Put those three together and the strategic posture inverts. Treat the protocols themselves as commodity plumbing, because that is what shared governance is rapidly making them. Spend your scrutiny one layer up — on governed shared context, real identity for agents, and the policy layer that decides who may do what. That is where the durable advantage lives, and also where the durable risk lives.
Abstract layers are easier to trust when you can see one carry real weight. Consider the most deceptively simple agent task: getting a meeting on the calendar across two companies.
At ANCI, our agent Zara does exactly this, and a single cross-company scheduling request lights up every layer of the stack at once.

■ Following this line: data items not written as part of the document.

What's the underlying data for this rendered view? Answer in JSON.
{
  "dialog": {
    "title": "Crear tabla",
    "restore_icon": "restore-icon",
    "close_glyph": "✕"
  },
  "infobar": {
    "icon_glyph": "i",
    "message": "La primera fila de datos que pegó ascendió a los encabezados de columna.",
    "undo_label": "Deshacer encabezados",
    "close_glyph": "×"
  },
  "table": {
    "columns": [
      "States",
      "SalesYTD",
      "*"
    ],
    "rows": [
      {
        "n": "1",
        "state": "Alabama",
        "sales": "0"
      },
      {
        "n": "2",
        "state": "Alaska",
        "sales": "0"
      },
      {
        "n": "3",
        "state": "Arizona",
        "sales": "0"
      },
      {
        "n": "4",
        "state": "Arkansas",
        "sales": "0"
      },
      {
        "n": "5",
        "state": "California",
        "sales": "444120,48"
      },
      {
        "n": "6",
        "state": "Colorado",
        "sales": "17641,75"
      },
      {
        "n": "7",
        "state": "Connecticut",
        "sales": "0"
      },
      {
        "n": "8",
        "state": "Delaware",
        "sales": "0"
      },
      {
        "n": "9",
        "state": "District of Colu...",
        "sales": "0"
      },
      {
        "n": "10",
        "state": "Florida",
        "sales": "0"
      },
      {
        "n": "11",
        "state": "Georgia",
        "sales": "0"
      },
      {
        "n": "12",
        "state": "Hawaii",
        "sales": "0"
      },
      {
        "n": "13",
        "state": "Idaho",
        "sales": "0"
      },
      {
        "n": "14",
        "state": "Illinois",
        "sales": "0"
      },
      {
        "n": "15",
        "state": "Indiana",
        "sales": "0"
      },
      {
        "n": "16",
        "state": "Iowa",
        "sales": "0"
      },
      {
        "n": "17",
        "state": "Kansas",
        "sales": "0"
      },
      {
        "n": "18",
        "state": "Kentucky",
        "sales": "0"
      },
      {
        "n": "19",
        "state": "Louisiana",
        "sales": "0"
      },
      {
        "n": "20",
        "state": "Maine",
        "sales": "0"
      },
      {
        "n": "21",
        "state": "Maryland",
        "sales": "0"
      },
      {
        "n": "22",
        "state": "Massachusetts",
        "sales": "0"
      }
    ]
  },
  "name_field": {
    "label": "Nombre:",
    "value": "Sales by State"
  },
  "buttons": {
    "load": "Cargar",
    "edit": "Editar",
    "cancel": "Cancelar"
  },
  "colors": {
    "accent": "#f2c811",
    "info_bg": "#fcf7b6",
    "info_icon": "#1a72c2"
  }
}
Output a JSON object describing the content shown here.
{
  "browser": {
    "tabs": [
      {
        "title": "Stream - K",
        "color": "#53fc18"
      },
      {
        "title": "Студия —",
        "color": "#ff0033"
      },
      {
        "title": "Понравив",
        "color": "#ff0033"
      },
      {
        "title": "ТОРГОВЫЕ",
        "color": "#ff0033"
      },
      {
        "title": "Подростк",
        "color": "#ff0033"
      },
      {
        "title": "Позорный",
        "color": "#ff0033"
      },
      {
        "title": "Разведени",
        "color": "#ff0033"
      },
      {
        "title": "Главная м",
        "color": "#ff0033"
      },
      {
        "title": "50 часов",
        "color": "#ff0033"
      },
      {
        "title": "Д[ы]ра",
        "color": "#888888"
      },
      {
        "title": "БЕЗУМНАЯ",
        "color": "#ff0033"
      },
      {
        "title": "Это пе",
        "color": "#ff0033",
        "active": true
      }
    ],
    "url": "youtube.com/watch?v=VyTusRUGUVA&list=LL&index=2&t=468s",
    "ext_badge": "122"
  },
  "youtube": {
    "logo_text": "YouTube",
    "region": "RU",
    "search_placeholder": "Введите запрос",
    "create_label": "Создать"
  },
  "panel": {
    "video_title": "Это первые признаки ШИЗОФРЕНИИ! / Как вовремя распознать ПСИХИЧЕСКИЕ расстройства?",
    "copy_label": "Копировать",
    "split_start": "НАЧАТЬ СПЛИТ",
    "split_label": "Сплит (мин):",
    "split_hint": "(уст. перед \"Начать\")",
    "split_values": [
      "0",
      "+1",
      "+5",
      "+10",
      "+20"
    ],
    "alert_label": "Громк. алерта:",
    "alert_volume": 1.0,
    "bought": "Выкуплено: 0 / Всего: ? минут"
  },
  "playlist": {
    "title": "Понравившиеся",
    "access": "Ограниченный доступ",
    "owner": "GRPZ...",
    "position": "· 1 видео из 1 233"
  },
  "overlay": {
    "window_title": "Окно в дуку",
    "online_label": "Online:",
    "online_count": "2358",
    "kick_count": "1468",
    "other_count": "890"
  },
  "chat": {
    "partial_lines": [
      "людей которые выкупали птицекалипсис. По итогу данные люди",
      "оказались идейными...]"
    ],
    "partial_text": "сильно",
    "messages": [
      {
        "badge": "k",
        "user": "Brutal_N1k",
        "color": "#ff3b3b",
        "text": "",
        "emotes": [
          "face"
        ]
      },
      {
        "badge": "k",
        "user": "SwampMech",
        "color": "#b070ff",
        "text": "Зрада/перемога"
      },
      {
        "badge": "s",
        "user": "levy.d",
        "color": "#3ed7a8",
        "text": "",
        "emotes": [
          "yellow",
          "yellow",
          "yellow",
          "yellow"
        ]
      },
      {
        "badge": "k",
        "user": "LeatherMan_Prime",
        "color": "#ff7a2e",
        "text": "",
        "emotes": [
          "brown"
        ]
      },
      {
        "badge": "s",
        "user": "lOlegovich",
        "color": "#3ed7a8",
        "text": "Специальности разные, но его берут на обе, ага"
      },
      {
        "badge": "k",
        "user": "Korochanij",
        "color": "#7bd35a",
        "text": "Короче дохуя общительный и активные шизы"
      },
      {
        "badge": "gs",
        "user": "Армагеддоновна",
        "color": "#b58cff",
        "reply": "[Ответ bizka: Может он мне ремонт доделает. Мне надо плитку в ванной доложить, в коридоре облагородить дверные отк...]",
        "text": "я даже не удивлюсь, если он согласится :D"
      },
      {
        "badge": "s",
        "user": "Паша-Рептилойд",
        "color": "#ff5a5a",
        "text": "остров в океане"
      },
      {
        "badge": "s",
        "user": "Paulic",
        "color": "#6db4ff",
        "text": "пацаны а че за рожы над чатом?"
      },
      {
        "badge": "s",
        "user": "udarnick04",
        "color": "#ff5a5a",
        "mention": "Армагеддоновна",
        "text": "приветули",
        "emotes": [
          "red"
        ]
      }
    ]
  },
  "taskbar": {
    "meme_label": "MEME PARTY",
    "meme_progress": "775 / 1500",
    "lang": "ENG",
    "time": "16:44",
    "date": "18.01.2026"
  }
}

To find an open slot, Zara reaches down through the tool layer to read calendars, check working hours, and respect time zones — that is MCP, the vertical connector. But the person Zara is trying to meet sits at a different company, behind a different system. To get anything done, Zara’s agent and their agent have to find each other, confirm what each is authorized to negotiate, exchange proposed times, and converge on an answer — that is A2A, the horizontal connector. And every concrete step resolves down to a structured function call at the bottom.
Notice too that the buyer questions are not academic in this example. Discovery decides whether the two agents can find each other at all. Governance decides whether Zara is permitted to book on someone’s behalf and within what limits. Interoperability decides whether this works only between two companies using the same vendor, or across any two companies whose agents speak the stack. Scheduling looks trivial. It is actually a complete, honest test of whether an agent architecture holds together.
The protocol wars are a story we tell because conflict is more interesting than convergence. The reality is calmer and more useful: MCP, A2A, and function calling are layers, not combatants, and they are consolidating under shared governance precisely because the economics of agents everywhere demand it. For leaders, stop shopping for a winner and start interrogating your own architecture. Can your agents be discovered, can they be governed, and can they be replaced? Answer those three honestly and the protocol question answers itself. The advantage was never in picking the right standard. It was in owning the layer the standards leave to you.